Hace unos cuantos años conocí a un cantante inglés que me llamó la atención, no sólo por su voz sino por la letra de la canción que había escuchado: Space Oddity. Explorando un poco más me adentré en su música, en sus períodos artísticos, en su nacimiento y desarrollo, y por alguna razón su obra me pegó como si hubiera sido de mi época.
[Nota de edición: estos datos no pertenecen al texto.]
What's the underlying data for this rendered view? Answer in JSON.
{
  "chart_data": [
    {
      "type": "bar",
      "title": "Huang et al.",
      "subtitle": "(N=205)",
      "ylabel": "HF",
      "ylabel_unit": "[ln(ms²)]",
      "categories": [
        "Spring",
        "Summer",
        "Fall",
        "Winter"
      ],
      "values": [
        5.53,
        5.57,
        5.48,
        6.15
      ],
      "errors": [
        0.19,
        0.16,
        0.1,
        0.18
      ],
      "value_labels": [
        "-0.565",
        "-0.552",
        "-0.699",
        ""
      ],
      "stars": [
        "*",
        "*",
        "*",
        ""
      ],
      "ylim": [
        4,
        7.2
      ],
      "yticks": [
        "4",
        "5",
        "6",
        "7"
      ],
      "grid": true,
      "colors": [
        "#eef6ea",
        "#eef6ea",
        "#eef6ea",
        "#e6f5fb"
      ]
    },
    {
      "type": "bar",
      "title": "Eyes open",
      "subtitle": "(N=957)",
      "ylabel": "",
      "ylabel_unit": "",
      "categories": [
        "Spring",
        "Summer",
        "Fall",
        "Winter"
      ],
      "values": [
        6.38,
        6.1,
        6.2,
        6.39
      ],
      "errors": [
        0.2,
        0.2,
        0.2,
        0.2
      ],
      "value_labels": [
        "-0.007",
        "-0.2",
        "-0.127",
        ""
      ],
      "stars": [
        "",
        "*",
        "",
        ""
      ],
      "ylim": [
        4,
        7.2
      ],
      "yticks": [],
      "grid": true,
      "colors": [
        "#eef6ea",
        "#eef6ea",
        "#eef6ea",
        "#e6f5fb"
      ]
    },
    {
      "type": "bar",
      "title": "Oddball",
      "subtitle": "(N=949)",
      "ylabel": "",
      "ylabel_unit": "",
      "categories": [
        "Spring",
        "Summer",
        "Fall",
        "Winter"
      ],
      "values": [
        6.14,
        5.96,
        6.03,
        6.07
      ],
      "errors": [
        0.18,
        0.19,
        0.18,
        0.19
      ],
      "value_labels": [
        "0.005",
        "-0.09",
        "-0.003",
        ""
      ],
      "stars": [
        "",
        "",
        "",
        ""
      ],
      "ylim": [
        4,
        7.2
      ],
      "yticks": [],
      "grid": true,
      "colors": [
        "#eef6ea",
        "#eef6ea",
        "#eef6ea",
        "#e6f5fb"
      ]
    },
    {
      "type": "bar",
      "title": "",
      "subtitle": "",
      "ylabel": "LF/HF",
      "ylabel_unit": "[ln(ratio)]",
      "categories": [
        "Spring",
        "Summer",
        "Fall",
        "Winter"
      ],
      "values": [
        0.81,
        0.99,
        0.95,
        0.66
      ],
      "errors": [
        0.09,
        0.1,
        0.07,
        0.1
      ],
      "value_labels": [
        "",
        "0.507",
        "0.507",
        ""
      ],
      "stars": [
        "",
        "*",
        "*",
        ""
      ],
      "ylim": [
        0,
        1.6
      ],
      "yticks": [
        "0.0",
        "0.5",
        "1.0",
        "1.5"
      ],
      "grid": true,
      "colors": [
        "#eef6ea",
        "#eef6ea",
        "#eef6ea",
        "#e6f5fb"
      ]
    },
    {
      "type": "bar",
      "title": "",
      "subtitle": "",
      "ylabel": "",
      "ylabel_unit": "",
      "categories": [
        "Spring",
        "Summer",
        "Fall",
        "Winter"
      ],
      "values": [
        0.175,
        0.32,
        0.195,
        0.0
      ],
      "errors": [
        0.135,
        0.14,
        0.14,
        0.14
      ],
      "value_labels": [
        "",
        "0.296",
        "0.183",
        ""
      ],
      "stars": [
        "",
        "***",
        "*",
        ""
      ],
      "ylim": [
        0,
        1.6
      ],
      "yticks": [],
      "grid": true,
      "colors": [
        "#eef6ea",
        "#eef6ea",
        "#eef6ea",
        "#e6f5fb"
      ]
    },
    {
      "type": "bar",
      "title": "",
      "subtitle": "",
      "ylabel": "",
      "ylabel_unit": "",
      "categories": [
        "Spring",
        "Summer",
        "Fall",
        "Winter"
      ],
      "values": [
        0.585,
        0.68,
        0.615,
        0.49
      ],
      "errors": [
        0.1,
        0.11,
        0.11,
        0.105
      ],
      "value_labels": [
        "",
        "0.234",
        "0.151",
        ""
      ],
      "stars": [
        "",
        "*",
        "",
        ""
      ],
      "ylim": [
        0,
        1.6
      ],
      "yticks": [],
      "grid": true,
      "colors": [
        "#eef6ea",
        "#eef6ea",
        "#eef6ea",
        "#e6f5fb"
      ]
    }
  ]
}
Lo cierto es que David Bowie es de todas las épocas, está vigente desde fines de los ’60 hasta hoy, cada década con un estilo diferente pero sin dejar de ser él en la piel de Ziggy Stardust, del Duque blanco, de Aladdin Sane, de su versión berlinesa, de su versión neoyorquina, de su versión inglesa, de su última etapa. Muchos en uno, eso era Bowie. Un artista completo, enorme, inclasificable. Alguien que por alguna extraña razón me llega al corazón, cuyas canciones me acompañan según el humor que tenga y cuya muerte me llevó, como a varios, a conocer otras aristas de su arte que antes se me habían pasado por alto.
Así que cuando supe que iba a estar una muestra de fotos de David Bowie by Mick Rock no lo dudé y me propuse ir. Me calcé la cámara y partí sola, un sábado lluvioso, a disfrutar de una inmersión total de Bowie. Descubrí a Mick Rock, pero me encontré con David, sus fotos y su música de fondo.